For more than four years — between June 2001 and September 2005 — the Federal Reserve kept its federal funds interest rate under 4 percent. Artificially low mortgage rates resulted. This, coupled with large investments by the Bush Administration for low income homebuyers, created the largest housing boom in American history. As interest rates were gradually increased by the Fed, reaching a decade high of 5.25 percent in June 2006, investments in housing that were made at lower interest rates became unsustainable at higher rates. As adjustable rate mortgage rates rose, defaults increased, eventually causing home prices to plummet. The housing bubble had burst.
Of course, pundits, politicians, mainstream economists, and others dependent on big government for their sustenance blamed the free market and deregulation for the housing boom and bust. Yet, time and again in the twentieth century, from the stock market crash of 1929 to the dot com bubble of the late 1990s, the fingerprints of Fed manipulation and monetary price fixing have been all over every economic downturn and crisis.
Now, there are other bubbles in our economy that have yet to burst. These are the bubbles insulated by politics. They include higher education and defense spending.
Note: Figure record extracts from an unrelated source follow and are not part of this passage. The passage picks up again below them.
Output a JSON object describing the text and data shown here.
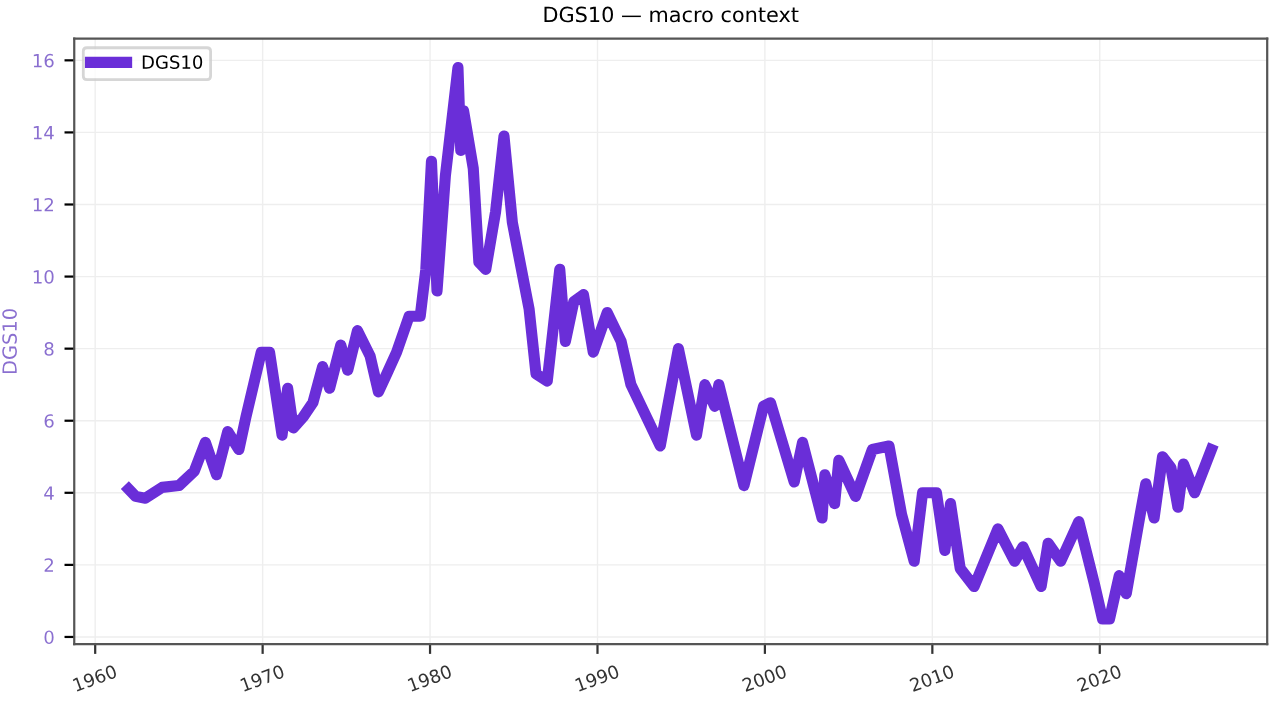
{
  "chart_data": {
    "type": "line",
    "title": "DGS10 — macro context",
    "ylabel": "DGS10",
    "x": [
      "1962-01",
      "1962-06",
      "1963-01",
      "1964-01",
      "1965-01",
      "1965-12",
      "1966-08",
      "1967-04",
      "1967-12",
      "1968-08",
      "1969-01",
      "1969-12",
      "1970-06",
      "1971-03",
      "1971-07",
      "1971-11",
      "1972-06",
      "1973-01",
      "1973-08",
      "1974-01",
      "1974-09",
      "1975-02",
      "1975-09",
      "1976-06",
      "1976-12",
      "1977-06",
      "1978-01",
      "1978-10",
      "1979-06",
      "1979-10",
      "1980-02",
      "1980-06",
      "1980-12",
      "1981-09",
      "1981-11",
      "1982-01",
      "1982-08",
      "1982-12",
      "1983-05",
      "1983-12",
      "1984-06",
      "1984-12",
      "1985-06",
      "1985-12",
      "1986-05",
      "1987-01",
      "1987-10",
      "1988-02",
      "1988-08",
      "1989-03",
      "1989-10",
      "1990-08",
      "1991-06",
      "1992-01",
      "1993-10",
      "1994-11",
      "1995-12",
      "1996-06",
      "1997-01",
      "1997-04",
      "1998-10",
      "1999-12",
      "2000-05",
      "2001-10",
      "2002-04",
      "2003-06",
      "2003-08",
      "2004-03",
      "2004-06",
      "2005-06",
      "2006-06",
      "2007-06",
      "2008-03",
      "2008-12",
      "2009-06",
      "2010-04",
      "2010-10",
      "2011-02",
      "2011-09",
      "2012-07",
      "2013-12",
      "2014-12",
      "2015-06",
      "2016-07",
      "2016-12",
      "2017-09",
      "2018-10",
      "2019-09",
      "2020-03",
      "2020-08",
      "2021-03",
      "2021-08",
      "2022-06",
      "2022-10",
      "2023-04",
      "2023-10",
      "2024-04",
      "2024-09",
      "2025-01",
      "2025-09",
      "2026-09"
    ],
    "series": [
      {
        "name": "DGS10",
        "color": "#6a2ed8",
        "values": [
          4.1,
          3.9,
          3.85,
          4.15,
          4.2,
          4.6,
          5.4,
          4.5,
          5.7,
          5.2,
          6.1,
          7.9,
          7.9,
          5.6,
          6.9,
          5.8,
          6.1,
          6.5,
          7.5,
          6.9,
          8.1,
          7.4,
          8.5,
          7.8,
          6.8,
          7.3,
          7.9,
          8.9,
          8.9,
          10.2,
          13.2,
          9.6,
          12.8,
          15.8,
          13.5,
          14.6,
          13.0,
          10.4,
          10.2,
          11.8,
          13.9,
          11.5,
          10.3,
          9.1,
          7.3,
          7.1,
          10.2,
          8.2,
          9.3,
          9.5,
          7.9,
          9.0,
          8.2,
          7.0,
          5.3,
          8.0,
          5.6,
          7.0,
          6.4,
          7.0,
          4.2,
          6.4,
          6.5,
          4.3,
          5.4,
          3.3,
          4.5,
          3.7,
          4.9,
          3.9,
          5.2,
          5.3,
          3.4,
          2.1,
          4.0,
          4.0,
          2.4,
          3.7,
          1.9,
          1.4,
          3.0,
          2.1,
          2.5,
          1.4,
          2.6,
          2.1,
          3.2,
          1.5,
          0.5,
          0.5,
          1.7,
          1.2,
          3.4,
          4.25,
          3.3,
          5.0,
          4.7,
          3.6,
          4.8,
          4.0,
          5.2
        ]
      }
    ],
    "xlim": [
      "1958-10",
      "2030-01"
    ],
    "xticks": [
      "1960",
      "1970",
      "1980",
      "1990",
      "2000",
      "2010",
      "2020"
    ],
    "ylim": [
      -0.2,
      16.6
    ],
    "yticks": [
      0,
      2,
      4,
      6,
      8,
      10,
      12,
      14,
      16
    ],
    "grid": true,
    "legend": "top left",
    "line_style": "solid",
    "marker": "none"
  }
}
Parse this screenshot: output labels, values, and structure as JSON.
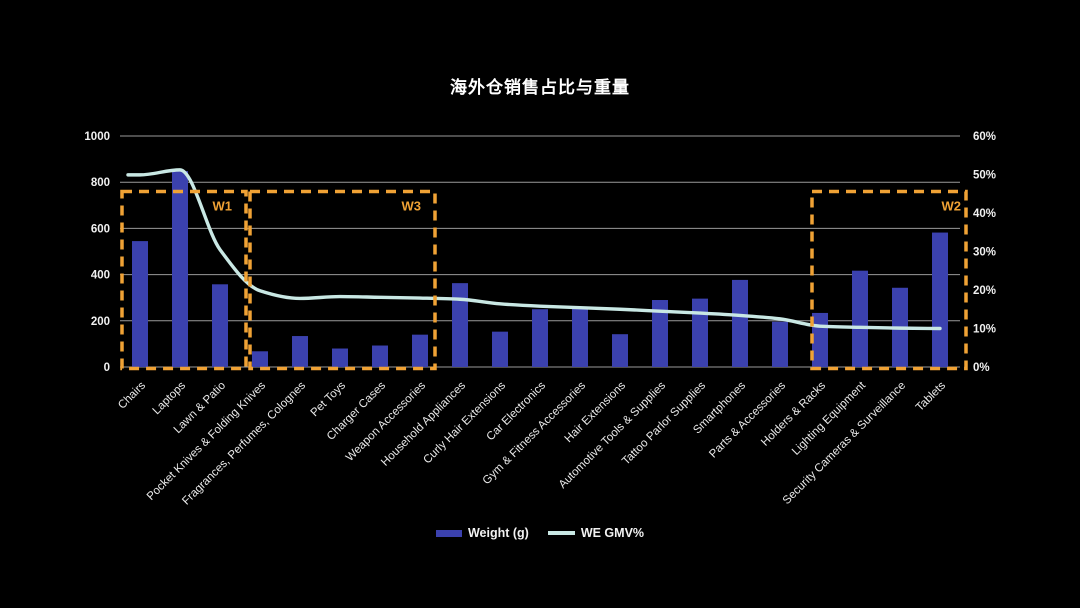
{
  "chart_data": {
    "type": "bar+line combo",
    "title": "海外仓销售占比与重量",
    "categories": [
      "Chairs",
      "Laptops",
      "Lawn & Patio",
      "Pocket Knives & Folding Knives",
      "Fragrances, Perfumes, Colognes",
      "Pet Toys",
      "Charger Cases",
      "Weapon Accessories",
      "Household Appliances",
      "Curly Hair Extensions",
      "Car Electronics",
      "Gym & Fitness Accessories",
      "Hair Extensions",
      "Automotive Tools & Supplies",
      "Tattoo Parlor Supplies",
      "Smartphones",
      "Parts & Accessories",
      "Holders & Racks",
      "Lighting Equipment",
      "Security Cameras & Surveillance",
      "Tablets"
    ],
    "series": [
      {
        "name": "Weight (g)",
        "type": "bar",
        "axis": "left",
        "color": "#3b41ae",
        "values": [
          545,
          848,
          358,
          68,
          134,
          80,
          93,
          140,
          363,
          153,
          250,
          256,
          142,
          290,
          296,
          377,
          196,
          234,
          417,
          343,
          582
        ]
      },
      {
        "name": "WE GMV%",
        "type": "line",
        "axis": "right",
        "color": "#c9e8e4",
        "values": [
          49.9,
          51.2,
          30.5,
          19.8,
          17.8,
          18.3,
          18.1,
          17.9,
          17.6,
          16.4,
          15.8,
          15.4,
          15.0,
          14.5,
          14.0,
          13.4,
          12.5,
          10.6,
          10.3,
          10.1,
          10.0
        ]
      }
    ],
    "left_axis": {
      "min": 0,
      "max": 1000,
      "step": 200
    },
    "right_axis": {
      "min": 0,
      "max": 60,
      "step": 10,
      "suffix": "%"
    },
    "annotations": [
      {
        "label": "W1",
        "from": 0,
        "to": 2,
        "top_value": 760
      },
      {
        "label": "W3",
        "from": 3,
        "to": 7,
        "top_value": 760
      },
      {
        "label": "W2",
        "from": 17,
        "to": 20,
        "top_value": 760
      }
    ],
    "colors": {
      "background": "#000000",
      "grid": "#9a9a9a",
      "axis_text": "#f0f0f0",
      "annotation": "#f0a235"
    },
    "legend_position": "bottom"
  }
}
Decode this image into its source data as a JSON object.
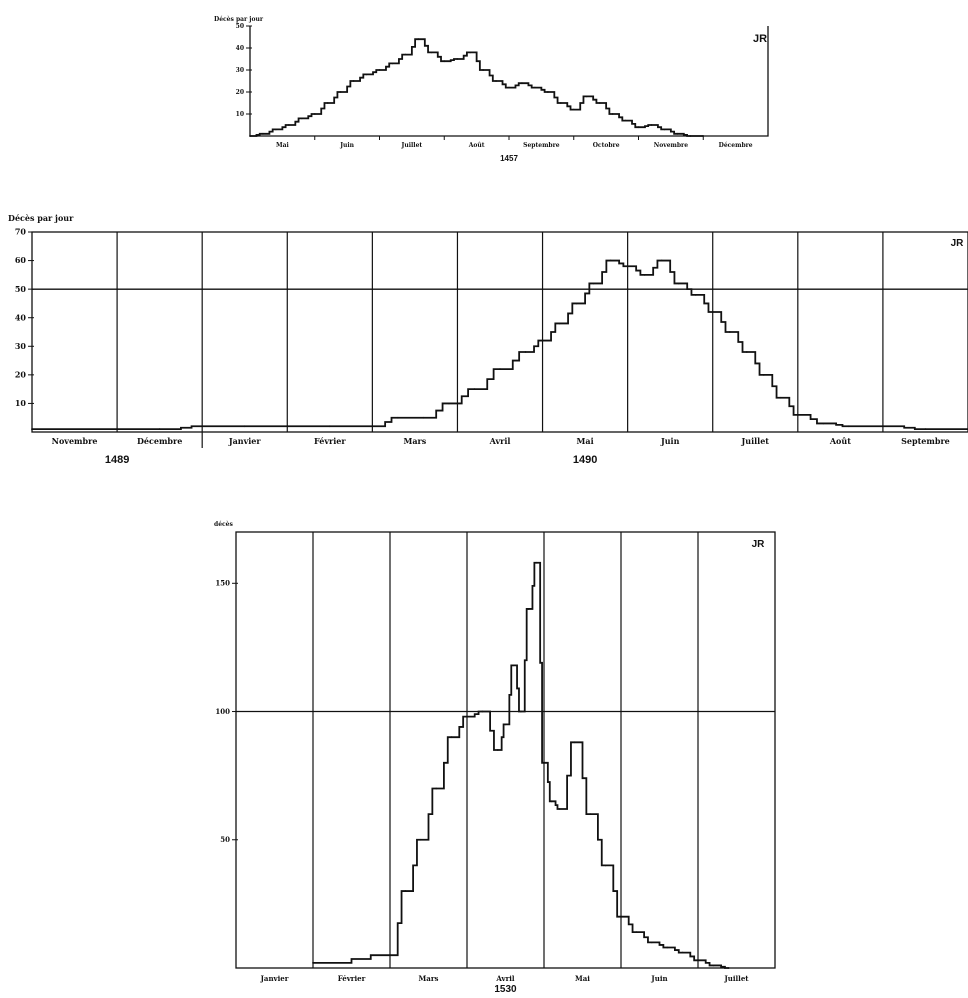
{
  "chart_data": [
    {
      "type": "line",
      "ylabel": "Décès par jour",
      "ylim": [
        0,
        50
      ],
      "yticks": [
        10,
        20,
        30,
        40,
        50
      ],
      "categories": [
        "Mai",
        "Juin",
        "Juillet",
        "Août",
        "Septembre",
        "Octobre",
        "Novembre",
        "Décembre"
      ],
      "year_label": "1457",
      "corner_mark": "JR",
      "grid": false,
      "series": [
        {
          "x": [
            0,
            0.2,
            0.4,
            0.6,
            0.8,
            1.0,
            1.2,
            1.4,
            1.6,
            1.8,
            2.0,
            2.2,
            2.4,
            2.6,
            2.8,
            3.0,
            3.2,
            3.4,
            3.6,
            3.8,
            4.0,
            4.2,
            4.4,
            4.6,
            4.8,
            5.0,
            5.2,
            5.4,
            5.6,
            5.8,
            6.0,
            6.2,
            6.4,
            6.6,
            6.8,
            7.0
          ],
          "values": [
            0,
            1,
            3,
            5,
            8,
            10,
            15,
            20,
            25,
            28,
            30,
            33,
            37,
            44,
            38,
            34,
            35,
            38,
            30,
            25,
            22,
            24,
            22,
            20,
            15,
            12,
            18,
            15,
            10,
            7,
            4,
            5,
            3,
            1,
            0,
            0
          ]
        }
      ]
    },
    {
      "type": "line",
      "ylabel": "Décès par jour",
      "ylim": [
        0,
        70
      ],
      "yticks": [
        10,
        20,
        30,
        40,
        50,
        60,
        70
      ],
      "categories": [
        "Novembre",
        "Décembre",
        "Janvier",
        "Février",
        "Mars",
        "Avril",
        "Mai",
        "Juin",
        "Juillet",
        "Août",
        "Septembre"
      ],
      "year_labels": [
        "1489",
        "1490"
      ],
      "corner_mark": "JR",
      "grid": true,
      "reference_line": 50,
      "series": [
        {
          "x": [
            0,
            1.0,
            1.5,
            2.0,
            2.5,
            3.0,
            3.5,
            4.0,
            4.3,
            4.6,
            4.9,
            5.2,
            5.5,
            5.8,
            6.0,
            6.2,
            6.4,
            6.6,
            6.8,
            7.0,
            7.2,
            7.4,
            7.6,
            7.8,
            8.0,
            8.2,
            8.4,
            8.6,
            8.8,
            9.0,
            9.3,
            9.6,
            10.0,
            10.5,
            11.0
          ],
          "values": [
            1,
            1,
            1,
            2,
            2,
            2,
            2,
            2,
            5,
            5,
            10,
            15,
            22,
            28,
            32,
            38,
            45,
            52,
            60,
            58,
            55,
            60,
            52,
            48,
            42,
            35,
            28,
            20,
            12,
            6,
            3,
            2,
            2,
            1,
            1
          ]
        }
      ]
    },
    {
      "type": "line",
      "ylabel": "décès",
      "ylim": [
        0,
        170
      ],
      "yticks": [
        50,
        100,
        150
      ],
      "categories": [
        "Janvier",
        "Février",
        "Mars",
        "Avril",
        "Mai",
        "Juin",
        "Juillet"
      ],
      "year_label": "1530",
      "corner_mark": "JR",
      "grid": true,
      "series": [
        {
          "x": [
            1.0,
            2.0,
            2.2,
            2.4,
            2.6,
            2.8,
            3.0,
            3.2,
            3.4,
            3.5,
            3.6,
            3.7,
            3.8,
            3.9,
            4.0,
            4.1,
            4.2,
            4.4,
            4.6,
            4.8,
            5.0,
            5.2,
            5.4,
            5.6,
            5.8,
            6.0,
            6.2,
            6.4
          ],
          "values": [
            2,
            5,
            30,
            50,
            70,
            90,
            98,
            100,
            85,
            95,
            118,
            100,
            140,
            158,
            80,
            65,
            62,
            88,
            60,
            40,
            20,
            14,
            10,
            8,
            6,
            3,
            1,
            0
          ]
        }
      ]
    }
  ]
}
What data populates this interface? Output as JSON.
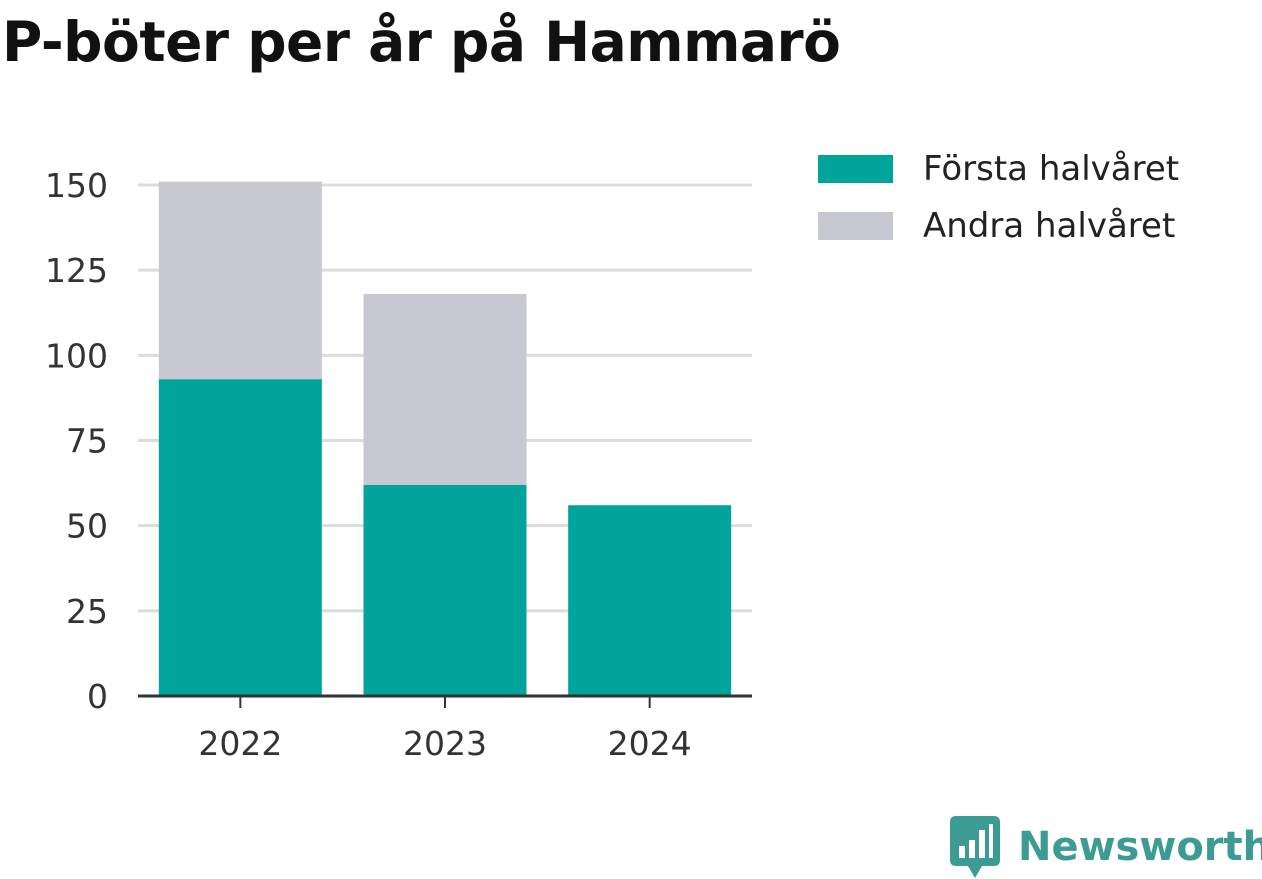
{
  "chart_data": {
    "type": "bar",
    "stacked": true,
    "title": "P-böter per år på Hammarö",
    "categories": [
      "2022",
      "2023",
      "2024"
    ],
    "series": [
      {
        "name": "Första halvåret",
        "color": "#00a49a",
        "values": [
          93,
          62,
          56
        ]
      },
      {
        "name": "Andra halvåret",
        "color": "#c8c8d2",
        "values": [
          58,
          56,
          0
        ]
      }
    ],
    "yticks": [
      0,
      25,
      50,
      75,
      100,
      125,
      150
    ],
    "ylim": [
      0,
      150
    ],
    "grid": true,
    "legend_position": "right"
  },
  "brand": {
    "name": "Newsworthy",
    "icon": "newsworthy-logo-icon",
    "color": "#3c9c94"
  }
}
In terms of defense spending, the political forces that protect it are currently working overtime to maintain that bubble. In January, under provisions of the Budget Control Act of 2011, defense budget cuts totaling about $50 billion a year for the next 10 years go into effect. Opponents of the cuts, like Sen. Lindsey Graham, R-S.C., are claiming “It would be like shooting yourself in the head. It would be the most destructive thing in the world.” Sen. John McCain, R-Ariz., has even warned that the cuts would leave us unable to defend the country.
Then there are the threats of widespread layoffs by defense contractors and the devastation to local communities like Newport News, Va., that defense budget cuts would bring. Corporate officials and community leaders have teamed up to decry the cuts based solely on the harm they would do to their bottom lines and tax bases without any regard for whether as a nation we should spend the money on more armaments.
After all, defense spending accounts for close to 20 percent of all federal spending. The U.S. spends more on defense than the next 13 highest spending countries combined!
This enormous government bubble has been financed for years by deficit federal spending monetized by the Federal Reserve — in other words, debt. Since at least Reagan, military spending has been erroneously used as a fiscal stimulus to the economy, financing millions of jobs in the military-industrial complex. And it has been used to launch several seemingly endless wars and other lethal adventures worldwide.
The country doesn’t need that much military and can no longer afford it. As the real fiscal cliff approaches, political defenders of the military-industrial complex are going to find it more and more difficult to protect their bubble. With hundreds of trillion of dollars in future unfunded liabilities on the books of the federal government, the only answer for Wash-ington is to continue to print more money. Eventually interest rates will rise, increasing the interest payments on the debt. More printing will occur, perpetuating a financial spiral that will destroy what’s left of our economic system.
Cutting a measly $50 billion a year from military spending now should be a no-brainer. But it probably won’t happen because today politics takes precedence over reason in Washington.